There are sites in which the territories and tribes of literacy continue to be demarcated in this way, but this was a map that, in my view, enjoyed a longer life than it deserved, due largely to its connection to the burgeoning market in reading education products, and the ease of over-relying on the classroom scripts provided in many of these products (Shannon 1983 and 2001 expand eloquently on the effects of these trends and ways to resist them).
A key feature of the last 40 years, and one that educators with special interests in English and literacy must factor into their understanding of the professional and media churn around them, is the massive increase in this commercialisation of education, again, most dramatically felt in the area of language and literacy learning. Many primary English teachers have come to see their responsibilities as being about the integration of the preoccupations of both English education and literacy education. Many have long known, some of whom appear even in the review of primary literacy and language education conducted by Edmund Huey in 1908, that primary English education, including the ‘English language arts’, is charged with preparing students both for secondary English studies, and for the language and literacy demands of pretty much everything that we could imagine at the time as laying in wait for young Australian students. 5
The state of English
While these things were happening in reading / literacy education at the time of PETAA’s inception, much was afoot in English as well. Perennially, indeed long before formal schooling in English language and culture became a feature of English-speaking societies, there has been a tussle between the technical-rhetorical and the cultural-heritage wings of English studies (Freebody, Barton & Chan, in press 2013). The contesting claims for territory were devoted to, on the one hand, the study of the structures of a range of spoken and written language uses, and, on the other, ‘belles lettres’. 6
Crawford (1998) has argued that there were two crucial moments in which a redefined notion of English was recruited as a solution to cultural crises. The first of these was the unification of the crown in 1707 — the production of ‘Britain’. This event fairly suddenly introduced the need to cater culturally and thus educationally for linguistic and literary differences in the process of establishing a ‘united kingdom’ across speakers of different language and dialects.

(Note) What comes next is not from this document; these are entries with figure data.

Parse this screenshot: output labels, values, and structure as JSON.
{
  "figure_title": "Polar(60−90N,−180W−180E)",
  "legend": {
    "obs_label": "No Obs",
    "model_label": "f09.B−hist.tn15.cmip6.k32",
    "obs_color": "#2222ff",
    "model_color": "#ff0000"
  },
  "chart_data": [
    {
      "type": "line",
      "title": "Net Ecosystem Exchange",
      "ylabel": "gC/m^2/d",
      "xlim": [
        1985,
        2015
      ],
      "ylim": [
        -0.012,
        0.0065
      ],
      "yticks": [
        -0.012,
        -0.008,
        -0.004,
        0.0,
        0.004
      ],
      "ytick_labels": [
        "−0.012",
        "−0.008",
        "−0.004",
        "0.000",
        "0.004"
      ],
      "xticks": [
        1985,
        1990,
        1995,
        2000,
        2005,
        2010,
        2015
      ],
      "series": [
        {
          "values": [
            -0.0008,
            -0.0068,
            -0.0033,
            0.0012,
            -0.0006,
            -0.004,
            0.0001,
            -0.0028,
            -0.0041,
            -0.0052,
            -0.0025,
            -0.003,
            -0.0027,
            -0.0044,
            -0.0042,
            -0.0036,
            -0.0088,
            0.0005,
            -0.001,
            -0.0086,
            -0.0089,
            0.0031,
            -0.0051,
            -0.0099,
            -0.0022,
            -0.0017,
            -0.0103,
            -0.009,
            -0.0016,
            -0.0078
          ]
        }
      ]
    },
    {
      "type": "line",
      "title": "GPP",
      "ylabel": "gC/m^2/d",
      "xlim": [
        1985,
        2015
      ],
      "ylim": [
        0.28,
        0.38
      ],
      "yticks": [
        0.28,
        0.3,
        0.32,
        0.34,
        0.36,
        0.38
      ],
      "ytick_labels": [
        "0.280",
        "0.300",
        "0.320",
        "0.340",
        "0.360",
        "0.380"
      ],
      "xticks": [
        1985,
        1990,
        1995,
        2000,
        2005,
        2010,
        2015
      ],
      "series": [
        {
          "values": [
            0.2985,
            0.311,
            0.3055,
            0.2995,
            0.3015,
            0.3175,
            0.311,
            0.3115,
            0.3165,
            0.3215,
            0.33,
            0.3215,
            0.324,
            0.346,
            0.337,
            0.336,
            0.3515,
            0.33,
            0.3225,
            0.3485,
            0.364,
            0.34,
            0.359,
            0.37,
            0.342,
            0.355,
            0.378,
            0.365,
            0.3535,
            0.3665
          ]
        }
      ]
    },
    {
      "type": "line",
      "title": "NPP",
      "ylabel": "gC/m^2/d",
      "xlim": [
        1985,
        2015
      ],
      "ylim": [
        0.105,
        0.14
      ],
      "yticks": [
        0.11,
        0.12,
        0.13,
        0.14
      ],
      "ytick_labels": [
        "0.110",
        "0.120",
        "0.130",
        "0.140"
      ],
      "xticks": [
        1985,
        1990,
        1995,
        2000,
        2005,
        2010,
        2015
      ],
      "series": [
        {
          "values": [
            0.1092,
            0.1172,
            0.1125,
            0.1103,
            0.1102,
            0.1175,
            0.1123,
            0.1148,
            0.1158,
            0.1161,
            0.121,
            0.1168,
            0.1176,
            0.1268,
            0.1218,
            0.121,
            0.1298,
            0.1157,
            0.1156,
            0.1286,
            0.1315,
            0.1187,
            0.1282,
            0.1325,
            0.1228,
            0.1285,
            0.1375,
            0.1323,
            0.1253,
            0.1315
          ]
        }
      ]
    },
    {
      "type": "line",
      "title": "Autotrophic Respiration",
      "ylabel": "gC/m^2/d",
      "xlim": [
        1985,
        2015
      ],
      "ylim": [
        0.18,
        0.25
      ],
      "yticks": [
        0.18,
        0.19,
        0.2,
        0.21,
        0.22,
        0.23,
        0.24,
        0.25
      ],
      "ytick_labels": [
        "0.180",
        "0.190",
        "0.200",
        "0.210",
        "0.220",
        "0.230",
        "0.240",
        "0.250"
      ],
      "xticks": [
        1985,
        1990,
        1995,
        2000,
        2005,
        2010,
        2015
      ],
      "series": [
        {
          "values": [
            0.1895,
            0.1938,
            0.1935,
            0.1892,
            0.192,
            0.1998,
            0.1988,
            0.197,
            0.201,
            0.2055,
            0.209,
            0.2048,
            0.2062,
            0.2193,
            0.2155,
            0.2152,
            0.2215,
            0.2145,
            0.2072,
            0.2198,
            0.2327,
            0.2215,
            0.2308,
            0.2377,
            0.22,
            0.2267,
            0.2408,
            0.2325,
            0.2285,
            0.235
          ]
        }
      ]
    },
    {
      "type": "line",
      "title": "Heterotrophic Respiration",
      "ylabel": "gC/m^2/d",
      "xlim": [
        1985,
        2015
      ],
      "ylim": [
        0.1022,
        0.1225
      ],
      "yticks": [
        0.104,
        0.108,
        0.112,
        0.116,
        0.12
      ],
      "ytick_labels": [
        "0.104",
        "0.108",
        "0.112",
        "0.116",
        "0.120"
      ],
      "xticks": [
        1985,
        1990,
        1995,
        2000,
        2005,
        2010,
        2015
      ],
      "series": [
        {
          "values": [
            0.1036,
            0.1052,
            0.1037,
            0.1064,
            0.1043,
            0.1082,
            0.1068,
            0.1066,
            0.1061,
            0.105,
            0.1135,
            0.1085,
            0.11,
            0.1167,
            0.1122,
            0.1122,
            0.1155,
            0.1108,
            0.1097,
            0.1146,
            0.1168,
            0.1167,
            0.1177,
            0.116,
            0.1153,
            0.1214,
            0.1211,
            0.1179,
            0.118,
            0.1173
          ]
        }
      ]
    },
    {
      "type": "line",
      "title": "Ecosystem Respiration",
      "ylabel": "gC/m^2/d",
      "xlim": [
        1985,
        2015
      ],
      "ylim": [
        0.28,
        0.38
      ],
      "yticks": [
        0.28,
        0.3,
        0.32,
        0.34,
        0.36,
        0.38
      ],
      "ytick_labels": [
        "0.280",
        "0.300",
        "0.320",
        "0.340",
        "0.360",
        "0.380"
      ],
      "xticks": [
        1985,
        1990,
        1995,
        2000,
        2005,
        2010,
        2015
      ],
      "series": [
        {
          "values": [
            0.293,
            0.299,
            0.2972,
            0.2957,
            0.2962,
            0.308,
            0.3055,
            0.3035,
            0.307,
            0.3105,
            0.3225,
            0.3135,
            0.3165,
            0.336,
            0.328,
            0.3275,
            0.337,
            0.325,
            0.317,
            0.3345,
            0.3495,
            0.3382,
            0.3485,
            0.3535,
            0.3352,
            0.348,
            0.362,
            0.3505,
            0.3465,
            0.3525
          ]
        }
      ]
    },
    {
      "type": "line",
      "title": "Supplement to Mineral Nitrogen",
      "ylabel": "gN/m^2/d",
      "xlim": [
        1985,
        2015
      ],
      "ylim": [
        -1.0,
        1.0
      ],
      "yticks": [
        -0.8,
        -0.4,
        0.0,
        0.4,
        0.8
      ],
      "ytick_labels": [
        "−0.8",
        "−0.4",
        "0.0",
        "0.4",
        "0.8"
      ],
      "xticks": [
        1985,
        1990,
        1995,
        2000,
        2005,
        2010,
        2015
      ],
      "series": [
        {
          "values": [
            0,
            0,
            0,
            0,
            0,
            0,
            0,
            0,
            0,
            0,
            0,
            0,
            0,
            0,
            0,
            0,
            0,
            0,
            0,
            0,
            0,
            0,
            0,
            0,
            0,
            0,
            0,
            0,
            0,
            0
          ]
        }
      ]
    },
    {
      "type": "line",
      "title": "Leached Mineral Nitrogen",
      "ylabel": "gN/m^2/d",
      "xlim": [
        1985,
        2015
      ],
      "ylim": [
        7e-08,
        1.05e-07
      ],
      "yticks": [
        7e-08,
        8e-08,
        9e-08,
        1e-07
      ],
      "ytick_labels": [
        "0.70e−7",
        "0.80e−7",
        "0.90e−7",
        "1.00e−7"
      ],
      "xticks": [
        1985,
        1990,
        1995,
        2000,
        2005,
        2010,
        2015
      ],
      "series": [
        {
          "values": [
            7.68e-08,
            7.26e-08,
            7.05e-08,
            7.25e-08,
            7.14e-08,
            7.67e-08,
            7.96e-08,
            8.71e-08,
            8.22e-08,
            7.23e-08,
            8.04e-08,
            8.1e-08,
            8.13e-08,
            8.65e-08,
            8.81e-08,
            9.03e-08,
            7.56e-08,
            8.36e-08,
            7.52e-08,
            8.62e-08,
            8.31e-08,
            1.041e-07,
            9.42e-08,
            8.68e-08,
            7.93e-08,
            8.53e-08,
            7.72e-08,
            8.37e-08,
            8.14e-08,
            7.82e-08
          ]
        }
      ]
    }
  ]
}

The problem was particularly acute in the case of the
relationship between England and Scotland (a matter that seems almost
resolved a mere 305 years later). Hence, the first university department
of English language and literature was established in Edinburgh, a fact
proudly announced on the first page of their new website (University of Edinburgh,
2012). It embodied the Scottish ruling class’s determination to access
the valued language and cultural codes of their powerful southern
neighbours, as a step along the way of sharing in their economic and
military expansion. Languages and dialects were lost along the way, and
others almost lost, as a result of this ‘education in English’.